We're bringing hope to people with lung cancer

Professor Anthony Chalmers, from our Institute of Cancer Sciences, is playing a leading role in a groundbreaking clinical trial for people with lung cancer.

Lung cancer is the most common cancer in Scotland, with around 5,300 people diagnosed each year. Advanced non-small cell lung cancer (NSCLC) counts for 80-85% of lung cancers in the UK. Around a quarter of patients are diagnosed with stage 3 disease, meaning that the cancer has spread from where it started to nearby tissue or lymph nodes.

Professor Chalmers is one of a team of researchers from Glasgow, Newcastle, Leeds and Manchester leading the UK-wide CONCORDE trial which will explore the use of several new drugs alongside standard radiotherapy to treat stage 3 NSCLC.

Radiotherapy kills cancer cells by damaging their DNA but human cells have developed methods of detecting and repairing damaged DNA, and many cancers are able to use these methods to survive a course of radiotherapy. Scientists have developed several different drugs that interfere with these methods of DNA repair. These drugs are often referred to as ‘DNA damage response inhibitors’, or DDRi.

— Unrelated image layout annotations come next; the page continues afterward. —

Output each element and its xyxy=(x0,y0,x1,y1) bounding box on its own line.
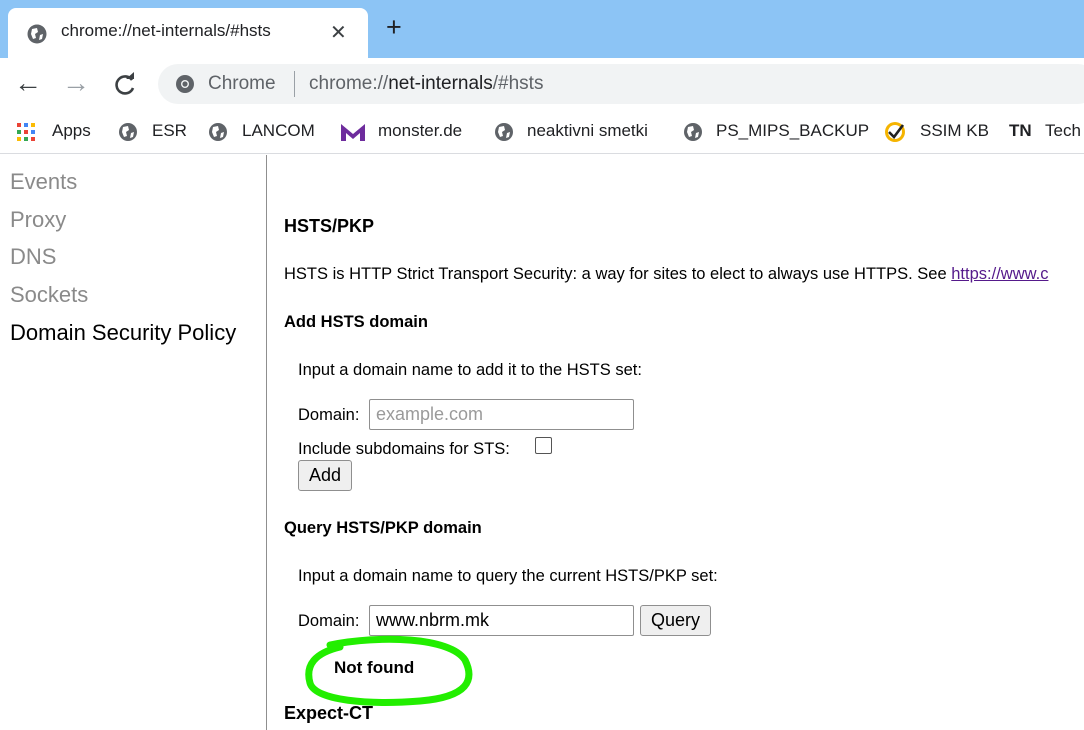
globe-icon xyxy=(119,123,137,141)
toolbar: ← → Chrome chrome://net-internals/#hsts xyxy=(0,58,1084,110)
include-subdomains-label: Include subdomains for STS: xyxy=(298,440,510,458)
tab-title: chrome://net-internals/#hsts xyxy=(61,21,271,40)
bookmark-lancom[interactable]: LANCOM xyxy=(242,121,315,141)
bookmark-apps[interactable]: Apps xyxy=(52,121,91,141)
sidebar-item-proxy[interactable]: Proxy xyxy=(10,207,66,233)
sidebar-item-sockets[interactable]: Sockets xyxy=(10,282,88,308)
expect-ct-heading: Expect-CT xyxy=(284,703,374,723)
address-bar[interactable]: Chrome chrome://net-internals/#hsts xyxy=(158,64,1084,104)
add-domain-input[interactable] xyxy=(369,399,634,430)
globe-icon xyxy=(684,123,702,141)
query-domain-heading: Query HSTS/PKP domain xyxy=(284,519,482,537)
query-domain-input[interactable] xyxy=(369,605,634,636)
omnibox-separator xyxy=(294,71,295,97)
add-hsts-instructions: Input a domain name to add it to the HST… xyxy=(298,361,642,379)
site-label: Chrome xyxy=(208,73,276,94)
arrow-left-icon[interactable]: ← xyxy=(14,68,42,98)
close-icon[interactable]: ✕ xyxy=(330,20,347,45)
globe-icon xyxy=(209,123,227,141)
intro-text: HSTS is HTTP Strict Transport Security: … xyxy=(284,265,952,283)
bookmark-neaktivni-smetki[interactable]: neaktivni smetki xyxy=(527,121,648,141)
query-button[interactable]: Query xyxy=(640,605,712,636)
url-text: chrome://net-internals/#hsts xyxy=(309,73,543,95)
page-title: HSTS/PKP xyxy=(284,216,375,236)
plus-icon[interactable]: + xyxy=(386,14,402,41)
reload-icon[interactable] xyxy=(112,70,138,100)
url-prefix: chrome:// xyxy=(309,73,389,94)
url-path: /#hsts xyxy=(492,73,544,94)
include-subdomains-checkbox[interactable] xyxy=(535,437,552,454)
bookmark-ps-mips-backup[interactable]: PS_MIPS_BACKUP xyxy=(716,121,869,141)
chrome-logo-icon xyxy=(176,75,194,93)
globe-icon xyxy=(27,24,47,44)
tab-strip: chrome://net-internals/#hsts ✕ + xyxy=(0,0,1084,58)
bookmark-esr[interactable]: ESR xyxy=(152,121,187,141)
main-content: HSTS/PKP HSTS is HTTP Strict Transport S… xyxy=(284,155,1084,730)
query-instructions: Input a domain name to query the current… xyxy=(298,567,718,585)
sidebar-item-domain-security-policy[interactable]: Domain Security Policy xyxy=(10,320,236,346)
checkmark-badge-icon xyxy=(885,122,905,142)
sidebar-item-events[interactable]: Events xyxy=(10,169,77,195)
url-host: net-internals xyxy=(388,73,493,94)
sidebar-item-dns[interactable]: DNS xyxy=(10,244,56,270)
hsts-info-link[interactable]: https://www.c xyxy=(951,265,1048,283)
apps-grid-icon xyxy=(17,123,35,141)
bookmark-monster[interactable]: monster.de xyxy=(378,121,462,141)
arrow-right-icon[interactable]: → xyxy=(62,68,90,98)
globe-icon xyxy=(495,123,513,141)
bookmark-ssim-kb[interactable]: SSIM KB xyxy=(920,121,989,141)
add-hsts-heading: Add HSTS domain xyxy=(284,313,428,331)
bookmarks-bar: Apps ESR LANCOM monster.de neaktivni sme… xyxy=(0,110,1084,154)
query-domain-label: Domain: xyxy=(298,612,360,630)
bookmark-tech[interactable]: Tech xyxy=(1045,121,1081,141)
tn-logo-icon: TN xyxy=(1009,121,1032,140)
add-button[interactable]: Add xyxy=(298,460,353,491)
active-tab[interactable]: chrome://net-internals/#hsts ✕ xyxy=(8,8,368,58)
sidebar: Events Proxy DNS Sockets Domain Security… xyxy=(0,155,267,730)
add-domain-label: Domain: xyxy=(298,406,360,424)
monster-logo-icon xyxy=(341,124,365,141)
intro-paragraph: HSTS is HTTP Strict Transport Security: … xyxy=(284,265,1048,284)
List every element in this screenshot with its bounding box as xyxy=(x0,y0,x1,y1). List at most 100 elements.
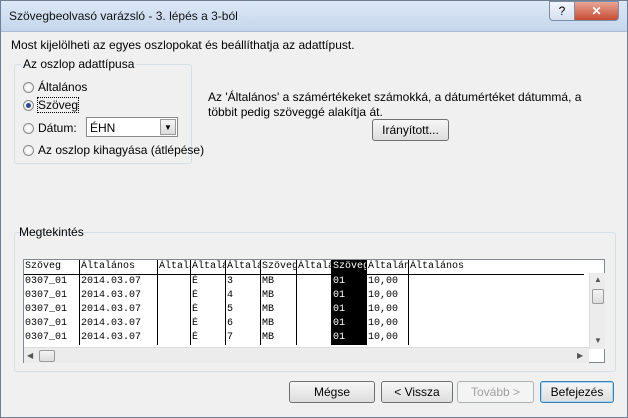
preview-row: 0307_01 2014.03.07 É 4 MB 01 10,00 xyxy=(24,289,584,303)
preview-cell: 10,00 xyxy=(366,275,408,289)
radio-text-label: Szöveg xyxy=(36,97,80,113)
preview-row: 0307_01 2014.03.07 É 6 MB 01 10,00 xyxy=(24,317,584,331)
instruction-text: Most kijelölheti az egyes oszlopokat és … xyxy=(11,38,355,52)
scroll-left-icon[interactable]: ◀ xyxy=(27,351,33,360)
date-format-select[interactable]: ÉHN ▼ xyxy=(86,117,178,137)
preview-column-header[interactable]: Általános xyxy=(157,260,190,274)
preview-cell xyxy=(157,317,190,331)
radio-skip-column-circle[interactable] xyxy=(23,144,34,156)
preview-cell: 7 xyxy=(225,331,260,345)
title-bar: Szövegbeolvasó varázsló - 3. lépés a 3-b… xyxy=(1,1,627,32)
preview-cell: 0307_01 xyxy=(25,290,68,301)
preview-cell: 01 xyxy=(331,289,366,303)
preview-cell: 2014.03.07 xyxy=(79,331,157,345)
preview-cell: É xyxy=(190,275,225,289)
preview-cell xyxy=(408,275,583,289)
preview-cell: 3 xyxy=(225,275,260,289)
preview-row: 0307_01 2014.03.07 É 5 MB 01 10,00 xyxy=(24,303,584,317)
preview-cell xyxy=(408,317,583,331)
preview-row: 0307_01 2014.03.07 É 3 MB 01 10,00 xyxy=(24,275,584,289)
preview-cell: 01 xyxy=(331,303,366,317)
next-button[interactable]: Tovább > xyxy=(457,381,534,403)
preview-cell xyxy=(157,331,190,345)
preview-column-header[interactable]: Általános xyxy=(225,260,260,274)
close-button[interactable]: ✕ xyxy=(574,1,619,21)
preview-row: 0307_01 2014.03.07 É 7 MB 01 10,00 xyxy=(24,331,584,345)
radio-general-label: Általános xyxy=(38,80,88,94)
datatype-group-legend: Az oszlop adattípusa xyxy=(21,57,137,71)
preview-cell: É xyxy=(190,331,225,345)
vertical-scroll-thumb[interactable] xyxy=(592,289,604,304)
preview-cell xyxy=(296,317,331,331)
radio-skip-column[interactable]: Az oszlop kihagyása (átlépése) xyxy=(23,143,204,157)
preview-cell: 2014.03.07 xyxy=(79,289,157,303)
text-import-wizard-dialog: Szövegbeolvasó varázsló - 3. lépés a 3-b… xyxy=(0,0,628,418)
preview-cell: MB xyxy=(260,331,296,345)
preview-table: SzövegÁltalánosÁltalánosÁltalánosÁltalán… xyxy=(24,260,584,345)
preview-cell: 2014.03.07 xyxy=(79,317,157,331)
horizontal-scroll-thumb[interactable] xyxy=(39,350,55,362)
preview-cell xyxy=(157,303,190,317)
preview-cell: 10,00 xyxy=(366,331,408,345)
preview-cell: 2014.03.07 xyxy=(79,303,157,317)
radio-date-label: Dátum: xyxy=(38,121,77,135)
preview-cell: 01 xyxy=(331,331,366,345)
preview-cell: MB xyxy=(260,317,296,331)
preview-cell: 5 xyxy=(225,303,260,317)
radio-text[interactable]: Szöveg xyxy=(23,97,80,113)
preview-cell: 10,00 xyxy=(366,317,408,331)
window-title: Szövegbeolvasó varázsló - 3. lépés a 3-b… xyxy=(9,9,238,23)
preview-cell: MB xyxy=(260,289,296,303)
datatype-info-text: Az 'Általános' a számértékeket számokká,… xyxy=(208,90,582,119)
preview-cell xyxy=(408,331,583,345)
preview-column-header[interactable]: Általános xyxy=(79,260,157,274)
preview-cell xyxy=(296,289,331,303)
preview-column-header[interactable]: Általános xyxy=(296,260,331,274)
preview-cell xyxy=(408,289,583,303)
preview-cell xyxy=(296,331,331,345)
preview-header-row: SzövegÁltalánosÁltalánosÁltalánosÁltalán… xyxy=(24,260,584,275)
preview-column-header[interactable]: Szöveg xyxy=(260,260,296,274)
radio-date-circle[interactable] xyxy=(23,122,34,134)
back-button[interactable]: < Vissza xyxy=(381,381,453,403)
radio-text-circle[interactable] xyxy=(23,99,34,111)
preview-cell xyxy=(408,303,583,317)
radio-general[interactable]: Általános xyxy=(23,80,87,94)
preview-cell: 10,00 xyxy=(366,303,408,317)
advanced-button[interactable]: Irányított... xyxy=(372,119,449,141)
preview-column-header[interactable]: Általános xyxy=(190,260,225,274)
scroll-up-icon[interactable]: ▲ xyxy=(594,275,602,284)
cancel-button[interactable]: Mégse xyxy=(289,381,375,403)
help-button[interactable]: ? xyxy=(549,1,575,21)
preview-vertical-scrollbar[interactable]: ▲ ▼ xyxy=(589,273,605,349)
scroll-right-icon[interactable]: ▶ xyxy=(577,351,583,360)
preview-cell: É xyxy=(190,317,225,331)
preview-cell: 0307_01 xyxy=(25,332,68,343)
finish-button[interactable]: Befejezés xyxy=(540,381,614,403)
preview-column-header[interactable]: Általános xyxy=(366,260,408,274)
preview-cell: 2014.03.07 xyxy=(79,275,157,289)
preview-label: Megtekintés xyxy=(19,225,84,239)
preview-column-header[interactable]: Szöveg xyxy=(24,260,79,274)
preview-cell: É xyxy=(190,303,225,317)
preview-cell: 01 xyxy=(331,275,366,289)
preview-cell: 4 xyxy=(225,289,260,303)
radio-date[interactable]: Dátum: xyxy=(23,121,77,135)
preview-cell: É xyxy=(190,289,225,303)
radio-general-circle[interactable] xyxy=(23,81,34,93)
preview-horizontal-scrollbar[interactable]: ◀ ▶ xyxy=(24,347,589,363)
preview-cell: MB xyxy=(260,275,296,289)
preview-cell xyxy=(157,275,190,289)
preview-cell: 01 xyxy=(331,317,366,331)
scroll-down-icon[interactable]: ▼ xyxy=(594,336,602,345)
preview-column-header[interactable]: Általános xyxy=(408,260,583,274)
preview-cell: 0307_01 xyxy=(25,276,68,287)
date-format-value: ÉHN xyxy=(90,121,116,135)
preview-cell xyxy=(296,303,331,317)
preview-cell xyxy=(296,275,331,289)
preview-cell: MB xyxy=(260,303,296,317)
chevron-down-icon[interactable]: ▼ xyxy=(160,119,176,135)
preview-column-header[interactable]: Szöveg xyxy=(331,260,366,274)
preview-cell: 0307_01 xyxy=(25,318,68,329)
preview-cell: 6 xyxy=(225,317,260,331)
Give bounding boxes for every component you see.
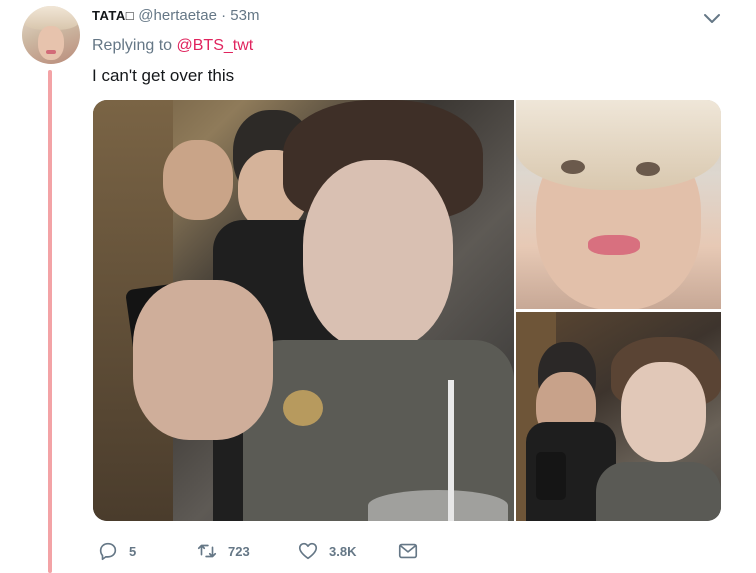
retweet-button[interactable]: 723 <box>196 538 250 564</box>
replying-prefix: Replying to <box>92 37 173 54</box>
like-count: 3.8K <box>329 543 357 559</box>
media-grid <box>93 100 721 521</box>
direct-message-button[interactable] <box>397 538 419 564</box>
tweet-actions: 5 723 3.8K <box>92 538 452 564</box>
reply-button[interactable]: 5 <box>97 538 136 564</box>
reply-icon <box>99 542 117 561</box>
replying-to-link[interactable]: @BTS_twt <box>177 37 254 54</box>
photo-top-right[interactable] <box>516 100 721 309</box>
retweet-count: 723 <box>228 543 250 559</box>
thread-line <box>48 70 52 573</box>
reply-count: 5 <box>129 543 137 559</box>
like-button[interactable]: 3.8K <box>297 538 356 564</box>
user-handle[interactable]: @hertaetae <box>138 7 217 24</box>
photo-main[interactable] <box>93 100 514 521</box>
avatar[interactable] <box>22 6 80 64</box>
display-name[interactable]: TATA <box>92 8 126 23</box>
chevron-down-icon[interactable] <box>702 10 722 28</box>
tweet[interactable]: TATA□ @hertaetae · 53m Replying to @BTS_… <box>0 0 756 573</box>
timestamp[interactable]: 53m <box>230 7 259 24</box>
like-icon <box>298 542 318 560</box>
photo-bottom-right[interactable] <box>516 312 721 521</box>
tweet-header: TATA□ @hertaetae · 53m <box>92 6 259 26</box>
message-icon <box>398 543 418 559</box>
replying-to: Replying to @BTS_twt <box>92 37 253 55</box>
separator-dot: · <box>221 7 227 24</box>
retweet-icon <box>197 544 217 558</box>
name-glyph: □ <box>125 8 135 23</box>
tweet-text: I can't get over this <box>92 66 235 85</box>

With £900,000 of funding from Cancer Research UK, the team hopes that the new drugs will work to make radiotherapy more effective, increase its ability to eradicate tumour cells and potentially offer new hope to lung cancer patients.

Photo of Professor Anthony Chalmers

Professor Chalmers has been working with DDRi and radiotherapy for many years.

"We know that DDRi make lung cancer cells much more sensitive to radiotherapy in the laboratory, but we don’t know which of these drugs will be the most effective in patients with lung cancer.

"In the CONCORDE trial we will be able to test several of the most promising DDRi and find out which have potential to improve outcomes for lung cancer patients, and which might cause additional side effects."

Dr Alastair Greystoke, Chief Investigator of the trial:

"This trial will be at the forefront of drug-radiotherapy combination clinical trials and has the potential to transform the care for patients with lung cancer.

"This investment from Cancer Research UK enables this work to happen and drives our ideas forward. Without funding like this we couldn’t make advances both in developing new treatments and learning how to reduce side-effects from therapy.

"We are also grateful to the support of AstraZeneca who we have signed agreements to test two of their medicines, with potentially more to follow."